Unilever, plus engagée sur les petits agriculteurs

D’après Oxfam, le propriétaire de la marque Lipton est la seule des 10 entreprises, avec Nestlé, à affirmer connaître le nombre de petits paysans liés, y compris indirectement, à ses chaines d’approvisionnement : 1,3 millions, précisément. Oxfam crédite aussi Unilever pour son « code d’agriculture durable » , qui exige de ses fournisseurs qu’ils travaillent avec des organisations de producteurs et qui intègre des « clauses spécifiques sur les marges bénéficiaires », selon l’ONG. Enfin autre élément positif, Unilever s’est engagée à « améliorer les conditions de vie de 500.000 petits agriculteurs » (en majorité des planteurs de thé).

Le rêve du business inclusif

Oxfam demande aussi aux entreprises qu’elles incluent davantage de petits agriculteurs dans les filières formelles, en s’assurant qu’ils en bénéficieront : A cet égard, l’ONG reprend un des paradigmes dominants : pour aider les paysans du Sud à sortir de la pauvreté, le mieux serait de les intégrer dans des filières formalisées, à la place des marchés traditionnels (informels). Le potentiel est immense, puisqu’on recense 450 à 500 millions de petites fermes (moins de 2 ha) dans le monde. Sauf que l’inclusion ne bénéficiera, au mieux, « qu’à une petite minorité de ces agriculteurs : peut-être 2 à 10% », les plus éduqués et les moins éloignés des villes, d’après un ouvrage de l’institut IIED publié en novembre 2012 (« Small producer agency in the globalised market » ).

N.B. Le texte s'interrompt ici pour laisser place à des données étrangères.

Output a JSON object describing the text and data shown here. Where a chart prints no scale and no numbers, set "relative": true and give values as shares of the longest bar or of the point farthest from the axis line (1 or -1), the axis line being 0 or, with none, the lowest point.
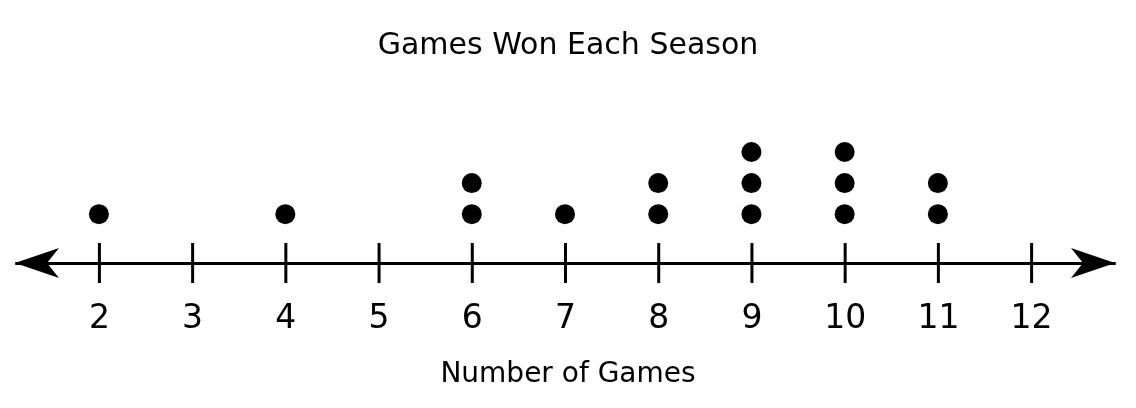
{
  "chart_data": {
    "type": "scatter",
    "title": "Games Won Each Season",
    "xlabel": "Number of Games",
    "x": [
      2,
      4,
      6,
      6,
      7,
      8,
      8,
      9,
      9,
      9,
      10,
      10,
      10,
      11,
      11
    ],
    "values": [
      0.44,
      0.44,
      0.44,
      0.72,
      0.44,
      0.44,
      0.72,
      0.44,
      0.72,
      1,
      0.44,
      0.72,
      1,
      0.44,
      0.72
    ],
    "relative": true,
    "color": "#000000",
    "marker": "circle",
    "xlim": [
      1.1,
      12.9
    ],
    "xticks": [
      2,
      3,
      4,
      5,
      6,
      7,
      8,
      9,
      10,
      11,
      12
    ],
    "tick_labels": "x",
    "grid": false
  }
}
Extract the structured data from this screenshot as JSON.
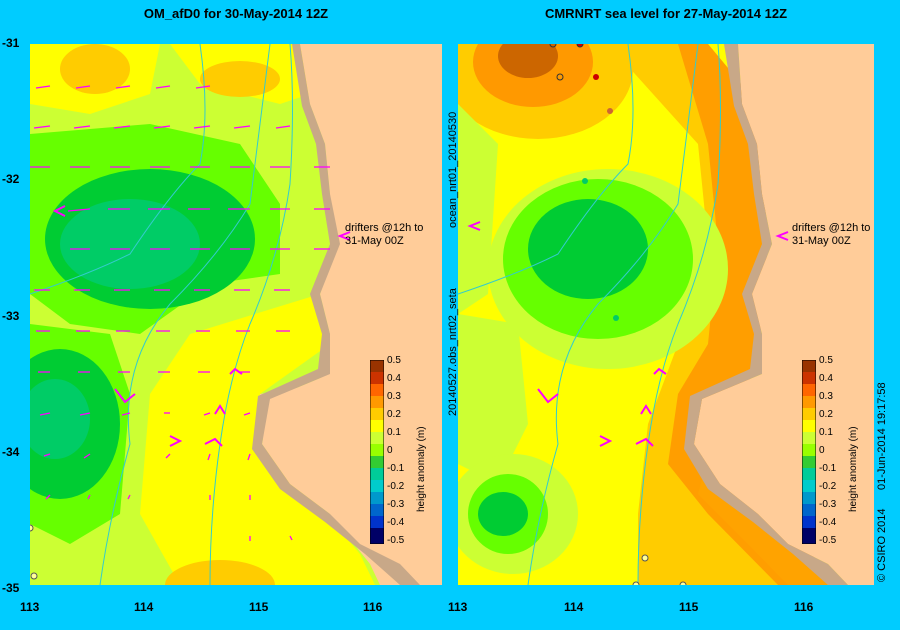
{
  "left_panel": {
    "title": "OM_afD0 for 30-May-2014 12Z",
    "drifter_note_line1": "drifters @12h to",
    "drifter_note_line2": "31-May 00Z"
  },
  "right_panel": {
    "title": "CMRNRT sea level  for 27-May-2014 12Z",
    "drifter_note_line1": "drifters @12h to",
    "drifter_note_line2": "31-May 00Z",
    "side_label_top": "ocean_nrt01_20140530",
    "side_label_bottom": "20140527.obs_nrt02_seta"
  },
  "axes": {
    "y_ticks": [
      "-31",
      "-32",
      "-33",
      "-34",
      "-35"
    ],
    "x_ticks_left": [
      "113",
      "114",
      "115",
      "116"
    ],
    "x_ticks_right": [
      "113",
      "114",
      "115",
      "116"
    ]
  },
  "colorbar": {
    "label": "height anomaly (m)",
    "ticks": [
      "0.5",
      "0.4",
      "0.3",
      "0.2",
      "0.1",
      "0",
      "-0.1",
      "-0.2",
      "-0.3",
      "-0.4",
      "-0.5"
    ],
    "colors": [
      "#993300",
      "#cc3300",
      "#ff6600",
      "#ff9900",
      "#ffcc00",
      "#ffff00",
      "#ccff33",
      "#66ff00",
      "#00cc33",
      "#00cc99",
      "#00cccc",
      "#0099cc",
      "#0066cc",
      "#0033cc",
      "#000099",
      "#000066"
    ]
  },
  "footer": {
    "copyright": "© CSIRO 2014",
    "timestamp": "01-Jun-2014 19:17:58"
  }
}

De plus, « l’inclusion dans le business des Big 10 ne signifie pas forcément une « haute valeur » pour les fournisseurs. Quand il s’agit de marchés très sensibles au prix et avec des exigences de qualité ou de conformité élevées, les petits paysans trouvent souvent des marchés plus lucratifs au niveau local ou régional », tempère le chercheur de l’IIED Bill Vorley, co-auteur du livre. Dans le cas d’une « inclusion » aux filières globales, le plus important serait d’avoir un contrat avec un prix minimum et d’être un acheteur fiable, qui s’engage dans la durée.

Thibault Lescuyer

*OXFAM : Organisation vouée à la coopération et à la solidarité internationale, non gouvernementale, sans but lucratif, non confessionnelle et non partisane.